Pension plans and health and welfare trusts have had a difficult time over the last few years. Liabilities have increased due to declining interest rates and increased life expectancy, while equity markets have not kept up with the growth in liabilities. According to Mercer, the solvency position of Canadian pension plans stood at 80% on September 30, 2012. Benefit trusts are grappling with similar issues and rising health care costs.
Our experience has been that the trustees of pension and health and welfare trust funds have been extremely diligent in carrying out their fiduciary duty to the members of their plans. This has included controlling the cost of the plan. Without this prudent stewardship, we believe the trust fund insolvency position would be worse.

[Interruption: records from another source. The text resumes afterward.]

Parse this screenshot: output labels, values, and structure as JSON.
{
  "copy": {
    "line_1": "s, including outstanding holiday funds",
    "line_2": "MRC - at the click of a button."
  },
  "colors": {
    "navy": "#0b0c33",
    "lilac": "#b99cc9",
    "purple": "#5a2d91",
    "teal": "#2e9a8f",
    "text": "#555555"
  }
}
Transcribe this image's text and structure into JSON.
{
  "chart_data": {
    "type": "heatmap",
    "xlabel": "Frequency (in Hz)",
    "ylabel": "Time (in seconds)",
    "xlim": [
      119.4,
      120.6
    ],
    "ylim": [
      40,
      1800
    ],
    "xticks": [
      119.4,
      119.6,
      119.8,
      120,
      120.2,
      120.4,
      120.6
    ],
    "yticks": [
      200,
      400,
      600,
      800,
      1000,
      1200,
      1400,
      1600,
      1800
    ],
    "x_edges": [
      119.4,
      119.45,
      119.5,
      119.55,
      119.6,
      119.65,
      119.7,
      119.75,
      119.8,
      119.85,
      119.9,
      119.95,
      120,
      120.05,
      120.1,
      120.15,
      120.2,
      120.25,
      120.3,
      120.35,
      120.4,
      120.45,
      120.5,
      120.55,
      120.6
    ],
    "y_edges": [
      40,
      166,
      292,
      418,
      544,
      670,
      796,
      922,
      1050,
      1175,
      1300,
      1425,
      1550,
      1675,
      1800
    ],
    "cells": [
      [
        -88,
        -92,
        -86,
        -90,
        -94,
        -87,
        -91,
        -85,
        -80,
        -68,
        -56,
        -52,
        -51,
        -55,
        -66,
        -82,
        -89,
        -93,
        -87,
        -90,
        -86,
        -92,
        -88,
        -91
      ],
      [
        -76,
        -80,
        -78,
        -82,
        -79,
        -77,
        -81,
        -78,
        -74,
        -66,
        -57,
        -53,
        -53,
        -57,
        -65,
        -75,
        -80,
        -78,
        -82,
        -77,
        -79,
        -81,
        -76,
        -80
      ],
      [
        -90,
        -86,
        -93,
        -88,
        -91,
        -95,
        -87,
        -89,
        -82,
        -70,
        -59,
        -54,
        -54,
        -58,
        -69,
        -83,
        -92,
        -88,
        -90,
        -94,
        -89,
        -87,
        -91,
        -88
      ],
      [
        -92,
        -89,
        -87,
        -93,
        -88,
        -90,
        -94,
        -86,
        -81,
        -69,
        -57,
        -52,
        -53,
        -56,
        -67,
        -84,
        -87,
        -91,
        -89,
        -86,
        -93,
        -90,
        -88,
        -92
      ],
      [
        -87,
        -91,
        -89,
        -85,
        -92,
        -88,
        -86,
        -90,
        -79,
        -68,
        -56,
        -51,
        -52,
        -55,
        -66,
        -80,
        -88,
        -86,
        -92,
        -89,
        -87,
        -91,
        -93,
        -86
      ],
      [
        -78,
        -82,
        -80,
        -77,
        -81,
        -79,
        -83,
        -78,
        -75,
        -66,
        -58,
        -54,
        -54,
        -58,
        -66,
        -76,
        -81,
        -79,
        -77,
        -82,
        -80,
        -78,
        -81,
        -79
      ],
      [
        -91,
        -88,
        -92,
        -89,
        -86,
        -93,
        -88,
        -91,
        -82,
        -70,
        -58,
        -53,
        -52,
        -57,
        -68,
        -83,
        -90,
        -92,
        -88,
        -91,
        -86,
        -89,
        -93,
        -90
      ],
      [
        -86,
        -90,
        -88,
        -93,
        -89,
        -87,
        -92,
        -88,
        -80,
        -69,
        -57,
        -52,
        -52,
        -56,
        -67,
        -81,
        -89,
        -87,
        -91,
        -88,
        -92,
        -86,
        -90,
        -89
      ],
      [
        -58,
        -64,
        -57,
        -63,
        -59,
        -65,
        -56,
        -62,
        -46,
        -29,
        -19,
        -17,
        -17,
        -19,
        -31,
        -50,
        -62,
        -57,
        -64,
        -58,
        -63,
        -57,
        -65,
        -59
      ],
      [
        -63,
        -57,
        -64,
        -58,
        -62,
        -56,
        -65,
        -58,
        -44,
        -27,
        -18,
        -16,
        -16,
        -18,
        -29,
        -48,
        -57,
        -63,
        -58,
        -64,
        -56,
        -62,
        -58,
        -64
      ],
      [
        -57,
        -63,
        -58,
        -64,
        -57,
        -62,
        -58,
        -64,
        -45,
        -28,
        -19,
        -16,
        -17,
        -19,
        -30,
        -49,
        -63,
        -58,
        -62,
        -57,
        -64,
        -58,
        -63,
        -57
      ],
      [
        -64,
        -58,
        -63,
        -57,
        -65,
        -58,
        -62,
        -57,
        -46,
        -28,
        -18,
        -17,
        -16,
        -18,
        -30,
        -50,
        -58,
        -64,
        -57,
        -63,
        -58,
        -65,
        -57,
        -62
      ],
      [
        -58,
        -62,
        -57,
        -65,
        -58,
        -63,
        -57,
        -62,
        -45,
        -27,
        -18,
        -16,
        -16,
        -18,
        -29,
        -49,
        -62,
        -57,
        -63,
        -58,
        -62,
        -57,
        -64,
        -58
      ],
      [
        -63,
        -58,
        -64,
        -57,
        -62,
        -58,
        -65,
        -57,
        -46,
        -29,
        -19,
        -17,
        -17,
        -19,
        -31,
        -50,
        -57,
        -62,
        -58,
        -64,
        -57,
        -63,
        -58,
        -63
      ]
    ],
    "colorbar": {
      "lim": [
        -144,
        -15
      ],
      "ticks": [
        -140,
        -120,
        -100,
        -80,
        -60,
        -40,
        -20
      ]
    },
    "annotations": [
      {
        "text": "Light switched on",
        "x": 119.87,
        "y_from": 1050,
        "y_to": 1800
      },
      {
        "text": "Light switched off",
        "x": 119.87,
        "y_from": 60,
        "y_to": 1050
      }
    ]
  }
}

It is in the interests of all Canadians to ensure that everyone has a decent pension. I'm sure that Mr. Hiebert and the members of the committee share this objective. However, we believe one of the unintended consequences of Bill C-377 is that the costs of compliance with this proposed piece of legislation will significantly increase the costs of any pension or benefit plan that has any members who are part of a labour organization. This is a significant part of the workforce who will be affected. This will result either in reduced pensions or benefits for members of the affected plan or in the employer or employee making increased contributions.
If increased costs negatively impact the solvency position of these plans, this could threaten their existence, increasing the demand on government and ultimately the Canadian taxpayer to fill the gap. This is not a desirable result.
It also results in inequality, as other pension and benefit plans, sometimes with the same employer, would not be subject to these costs. This seems very unfair to us. Pension and benefit plans are already subject to a significant amount of disclosure, while the trustees have a legal fiduciary obligation to operate the plan in the best interests of the beneficiaries. They currently must file annual financial statements with the CRA and are also subject to regulation and disclosure under federal and provincial legislation. We do not believe the additional disclosure contemplated under the proposed legislation is necessary.
The public listing of the purchase and sale of securities within a portfolio could also negatively impact the competitive advantage of investment managers and cause certain investment managers to refrain from managing assets associated with labour organizations. We're happy to, and we do, provide regulators, trustees, independent consultants, and auditors with any of the information they require.
In summary, we believe the unintended consequences of the proposed legislation outweigh the benefits, and we request that the legislation be withdrawn.
Thank you for listening to our submission.